Massachusetts-based MariMed Inc. (CSE: MRMD) (OTCQX: MRMD) posted a $4.2 million loss for the third quarter of the year, its worst quarter of 2023 thus far, despite the launch of Maryland recreational cannabis sales in July.
MariMed had $38.8 million in revenue for the quarter, which ended Sept. 30, and $109.7 million year-to-date, but the red ink brought its losses for 2023 to $5.8 million thus far. Last year, the company was solidly in the black after Q3, up $8.8 million in profit.
Revenue was up both sequentially and year-over-year, from $36.5 million and $33.9 million, respectively. Sales also increased for the first nine months of 2023, by almost 12% from $98.2 million, which gave CEO Jon Levine cover to “report another solid quarter of strong revenue growth” in a press release.
“We continue to outperform the greater industry,” Levine said. “Our wholesale business continued to set quarterly sales records, which will continue for the remainder of this year and next. Our balance sheet remains one of the strongest in the industry, and we were particularly pleased with the exponential growth of our Maryland operations with the commencement of adult-use sales on July 1.”
Retail sales in Maryland alone shot up by 88% after recreational sales commenced, MariMed reported, and the wholesale marijuana business also grew by 161%.
Another quarterly highlight for MariMed its publicity stunt in the Boston Harbor with a reenactment of the colonial-era Boston Tea Party, themed as a protest of 280E, the federal tax provision that prevents cannabis companies from claiming standard business deductions.

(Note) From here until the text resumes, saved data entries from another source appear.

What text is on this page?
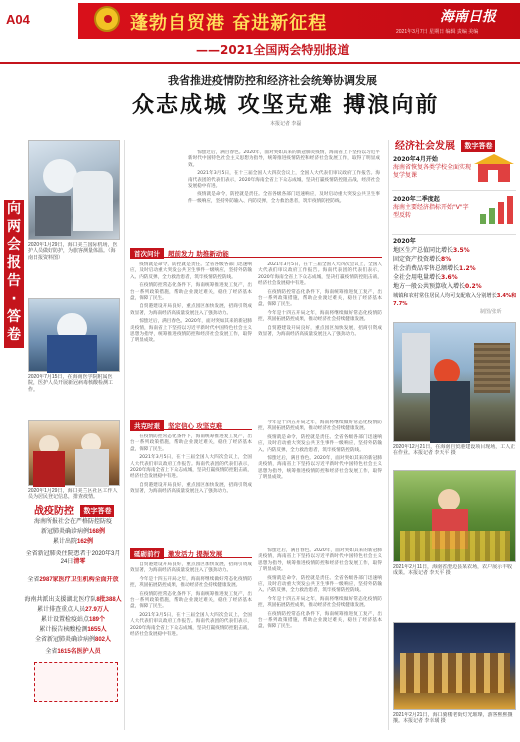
A04	蓬勃自贸港 奋进新征程	海南日报
2021年3月7日 星期日 编辑 责编 美编
——2021全国两会特别报道
2020年1月29日，海口美兰国际机场，医护人员做好防护，为旅客测量体温。（海南日报资料图）
2020年7月15日，在海南医学院附属医院，医护人员开展新冠病毒核酸检测工作。
2020年1月29日，海口美兰区社区工作人员为居民登记信息，排查疫情。
向
两
会
报
告
·
答
卷
战疫防控 数字答卷
海南所报社会在严格防控防疫
新冠肺炎确诊病例168例
累计出院162例
全省新冠肺炎住院患者于2020年3月24日清零
全省2987家医疗卫生机构全面开放
海南共派出支援湖北医疗队8批388人
累计排查重点人员27.9万人
累计设置检疫站点189个
累计报告核酸检测1655人
全省新冠肺炎确诊病例802人
全省1615名医护人员
我省推进疫情防控和经济社会统筹协调发展
众志成城 攻坚克难 搏浪向前
本报记者 李磊

惊蛰过后，满目春色。2020年，面对突如其来的新冠肺炎疫情，海南省上下坚持以习近平新时代中国特色社会主义思想为指导，统筹推进疫情防控和经济社会发展工作，取得了明显成效。

2021年3月5日，在十三届全国人大四次会议上，全国人大代表们审议政府工作报告。海南代表团的代表们表示，2020年海南全省上下众志成城，坚决打赢疫情防控阻击战，经济社会发展稳中有进。

疫情就是命令，防控就是责任。全省各级各部门迅速响应，及时启动重大突发公共卫生事件一级响应，坚持外防输入、内防反弹，全力救治患者，筑牢疫情防控防线。

首次问计	超前发力 助推新动能

疫情就是命令，防控就是责任。全省各级各部门迅速响应，及时启动重大突发公共卫生事件一级响应，坚持外防输入、内防反弹，全力救治患者，筑牢疫情防控防线。

在疫情防控常态化条件下，海南统筹推进复工复产，出台一系列政策措施，帮助企业渡过难关，稳住了经济基本盘，保障了民生。

自贸港建设开局良好，重点园区加快发展，招商引资成效显著，为海南经济高质量发展注入了强劲动力。

惊蛰过后，满目春色。2020年，面对突如其来的新冠肺炎疫情，海南省上下坚持以习近平新时代中国特色社会主义思想为指导，统筹推进疫情防控和经济社会发展工作，取得了明显成效。

2021年3月5日，在十三届全国人大四次会议上，全国人大代表们审议政府工作报告。海南代表团的代表们表示，2020年海南全省上下众志成城，坚决打赢疫情防控阻击战，经济社会发展稳中有进。

在疫情防控常态化条件下，海南统筹推进复工复产，出台一系列政策措施，帮助企业渡过难关，稳住了经济基本盘，保障了民生。

今年是十四五开局之年，海南将继续做好常态化疫情防控，巩固拓展防控成果，推动经济社会持续健康发展。

自贸港建设开局良好，重点园区加快发展，招商引资成效显著，为海南经济高质量发展注入了强劲动力。

共克时艰	坚定信心 攻坚克难

在疫情防控常态化条件下，海南统筹推进复工复产，出台一系列政策措施，帮助企业渡过难关，稳住了经济基本盘，保障了民生。

2021年3月5日，在十三届全国人大四次会议上，全国人大代表们审议政府工作报告。海南代表团的代表们表示，2020年海南全省上下众志成城，坚决打赢疫情防控阻击战，经济社会发展稳中有进。

自贸港建设开局良好，重点园区加快发展，招商引资成效显著，为海南经济高质量发展注入了强劲动力。

今年是十四五开局之年，海南将继续做好常态化疫情防控，巩固拓展防控成果，推动经济社会持续健康发展。

疫情就是命令，防控就是责任。全省各级各部门迅速响应，及时启动重大突发公共卫生事件一级响应，坚持外防输入、内防反弹，全力救治患者，筑牢疫情防控防线。

惊蛰过后，满目春色。2020年，面对突如其来的新冠肺炎疫情，海南省上下坚持以习近平新时代中国特色社会主义思想为指导，统筹推进疫情防控和经济社会发展工作，取得了明显成效。

砥砺前行	激发活力 提振发展

自贸港建设开局良好，重点园区加快发展，招商引资成效显著，为海南经济高质量发展注入了强劲动力。

今年是十四五开局之年，海南将继续做好常态化疫情防控，巩固拓展防控成果，推动经济社会持续健康发展。

在疫情防控常态化条件下，海南统筹推进复工复产，出台一系列政策措施，帮助企业渡过难关，稳住了经济基本盘，保障了民生。

2021年3月5日，在十三届全国人大四次会议上，全国人大代表们审议政府工作报告。海南代表团的代表们表示，2020年海南全省上下众志成城，坚决打赢疫情防控阻击战，经济社会发展稳中有进。

惊蛰过后，满目春色。2020年，面对突如其来的新冠肺炎疫情，海南省上下坚持以习近平新时代中国特色社会主义思想为指导，统筹推进疫情防控和经济社会发展工作，取得了明显成效。

疫情就是命令，防控就是责任。全省各级各部门迅速响应，及时启动重大突发公共卫生事件一级响应，坚持外防输入、内防反弹，全力救治患者，筑牢疫情防控防线。

今年是十四五开局之年，海南将继续做好常态化疫情防控，巩固拓展防控成果，推动经济社会持续健康发展。

在疫情防控常态化条件下，海南统筹推进复工复产，出台一系列政策措施，帮助企业渡过难关，稳住了经济基本盘，保障了民生。

经济社会发展 数字答卷
2020年4月开始
海南省恢复各类学校全面实现复学复课
2020年二季度起
海南主要经济指标开始"V"字型反转
2020年
地区生产总值同比增长3.5%
固定资产投资增长8%
社会消费品零售总额增长1.2%
全社会用电量增长3.6%
地方一般公共预算收入增长0.2%
城镇和农村常住居民人均可支配收入分别增长3.4%和7.7%
制图/张昕
2020年12月21日，在海南自贸港建设项目现场，工人正在作业。本报记者 李天平 摄
2021年2月11日，海南省澄迈县某农场，农户展示丰收成果。本报记者 李天平 摄
2021年2月21日，海口骑楼老街灯光璀璨，游客熙熙攘攘。本报记者 李幸璜 摄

Following the close of the quarter, MariMed also announced a new dispensary opening in Casey, Illinois. The shop is the company’s fifth in the state and its 12th nationally. MariMed is also still building out both a cannabis processing facility and a grow in Illinois; the processing facility is expected to become operational before the end of the year, but the cultivation won’t be finished until next year.
MariMed updated its financial guidance for shareholders, with new expectations to finish the year with $148 million to $150 million in total revenue, a gross margin of about 45%, and capital expenditures of $22 million to $25 million.